The key Government announcements in May regarding support measures were:

  • the Bounce Back Loan Scheme (BBLS) – offering easy access loans of up to £50,000 to small businesses – officially opened on 4 May. Figures show that businesses have borrowed £18 billion under the scheme in the first three weeks. However, UK banks estimate that nearly half of the borrowers will default on the debt;
  • the introduction of the £50 million Reopening High Street Safely Fund to support local English councils in their efforts to help reopen the high street. The fund will assist councils in introducing signs, markings and temporary barriers, as well as on associated marketing campaigns;
  • on 12 May, the Chancellor extended the furlough scheme until the end of October 2020, with workers to continue receiving 80% of their current salary (up to £2,500). Mr Sunak confirmed the details of a gradual phasing out of the scheme, as follows:
    • furloughed workers can be brought back part-time in July for increased flexibility;
    • employers will start making initial contributions to the scheme from 1 August. From that date, they will be responsible for payment of the employer national insurance and pension contributions. For the average business, this amounts to 5% of employment costs;
    • by October, the Government will pay 60% of wages, up to £1,875. Employers will be expected to pay 20%;
    • the scheme will stop and will not be extended beyond October; and
  • the self-employment income support scheme will be rolled over for another three-month period. This scheme was introduced to cover lost trading profits of up to £2,500 a month for three months. Those eligible will be able to claim a second and final grant in August, capped at £6,750 in total.

The British Retail Consortium (BRC) has written to the Economic Secretary, John Glen, to ask ministers to find a way around EU state aid rules that may prevent Government support going to lossmaking companies.
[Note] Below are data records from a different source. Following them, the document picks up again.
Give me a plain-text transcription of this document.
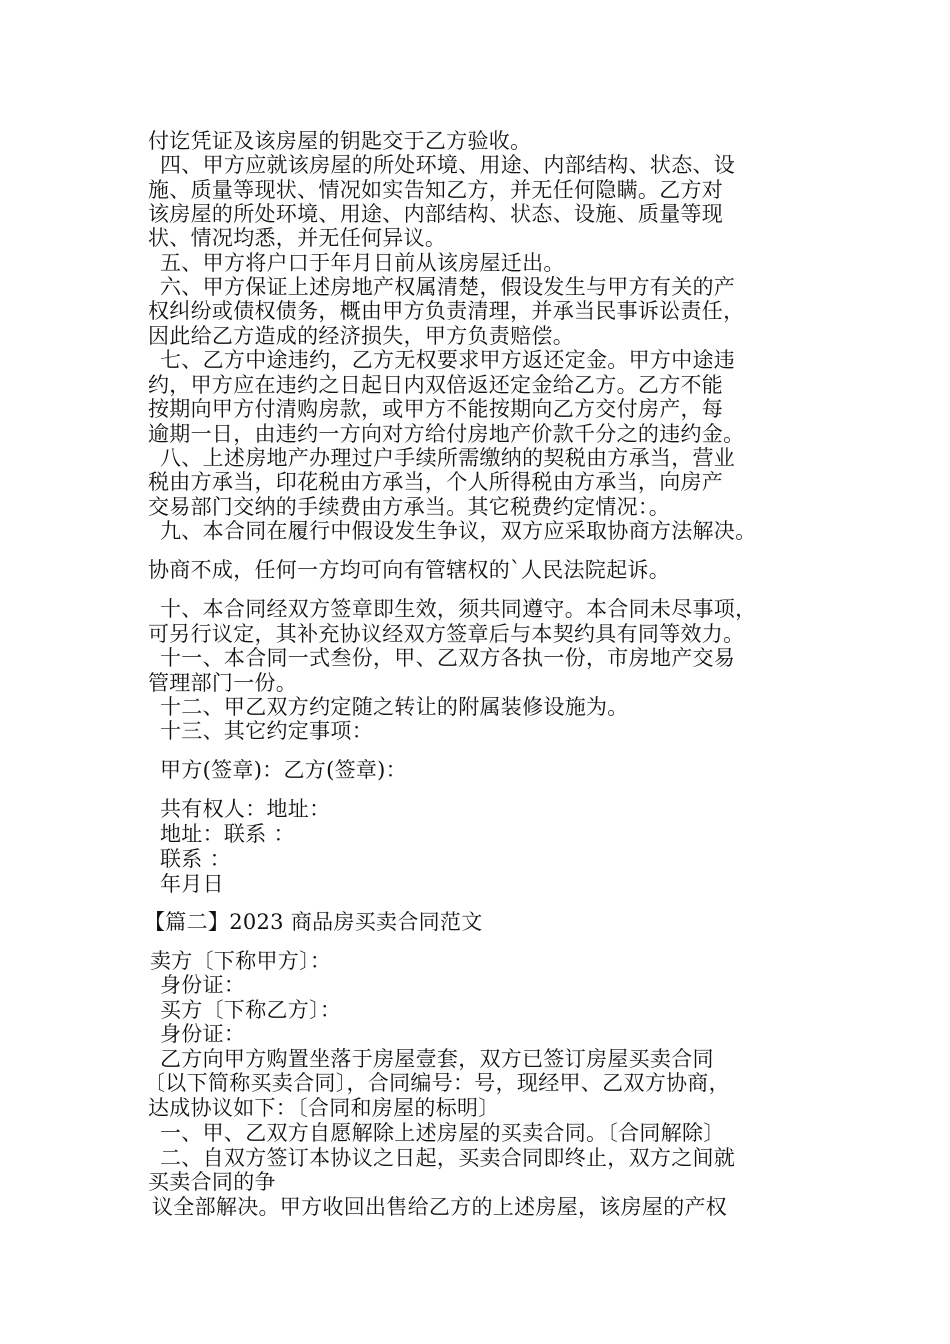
付讫凭证及该房屋的钥匙交于乙方验收。
四、甲方应就该房屋的所处环境、用途、内部结构、状态、设
施、质量等现状、情况如实告知乙方，并无任何隐瞒。乙方对
该房屋的所处环境、用途、内部结构、状态、设施、质量等现
状、情况均悉，并无任何异议。
五、甲方将户口于年月日前从该房屋迁出。
六、甲方保证上述房地产权属清楚，假设发生与甲方有关的产
权纠纷或债权债务，概由甲方负责清理，并承当民事诉讼责任，
因此给乙方造成的经济损失，甲方负责赔偿。
七、乙方中途违约，乙方无权要求甲方返还定金。甲方中途违
约，甲方应在违约之日起日内双倍返还定金给乙方。乙方不能
按期向甲方付清购房款，或甲方不能按期向乙方交付房产，每
逾期一日，由违约一方向对方给付房地产价款千分之的违约金。
八、上述房地产办理过户手续所需缴纳的契税由方承当，营业
税由方承当，印花税由方承当，个人所得税由方承当，向房产
交易部门交纳的手续费由方承当。其它税费约定情况：。
九、本合同在履行中假设发生争议，双方应采取协商方法解决。
协商不成，任何一方均可向有管辖权的`人民法院起诉。
十、本合同经双方签章即生效，须共同遵守。本合同未尽事项，
可另行议定，其补充协议经双方签章后与本契约具有同等效力。
十一、本合同一式叁份，甲、乙双方各执一份，市房地产交易
管理部门一份。
十二、甲乙双方约定随之转让的附属装修设施为。
十三、其它约定事项：
甲方(签章)：乙方(签章)：
共有权人：地址：
地址：联系 ：
联系 ：
年月日
【篇二】2023 商品房买卖合同范文
卖方〔下称甲方〕：
身份证：
买方〔下称乙方〕：
身份证：
乙方向甲方购置坐落于房屋壹套，双方已签订房屋买卖合同
〔以下简称买卖合同〕，合同编号：号，现经甲、乙双方协商，
达成协议如下：〔合同和房屋的标明〕
一、甲、乙双方自愿解除上述房屋的买卖合同。〔合同解除〕
二、自双方签订本协议之日起，买卖合同即终止，双方之间就
买卖合同的争
议全部解决。甲方收回出售给乙方的上述房屋，该房屋的产权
The state aid rules prohibit this support for “undertakings in difficulty” with significant debt on their balance sheets, and high growth businesses that spend heavily on expansion and which record pre-tax losses.

Other news

Gucci will now only hold fashion shows twice a year, which will be “seasonless”. This comes after the British Fashion Council and the Council of Fashion Designers of America called for the industry to “slow down”.

The Government announced the new UK Global Tariff regime to be applied to imports into the UK from 1 January 2021. For the fashion and textile sector, 67% of the 1,200 tariff lines will remain unchanged. Import duty on most fashion lines will stay at 12%, while yarns and fabrics will be between 4% and 8%.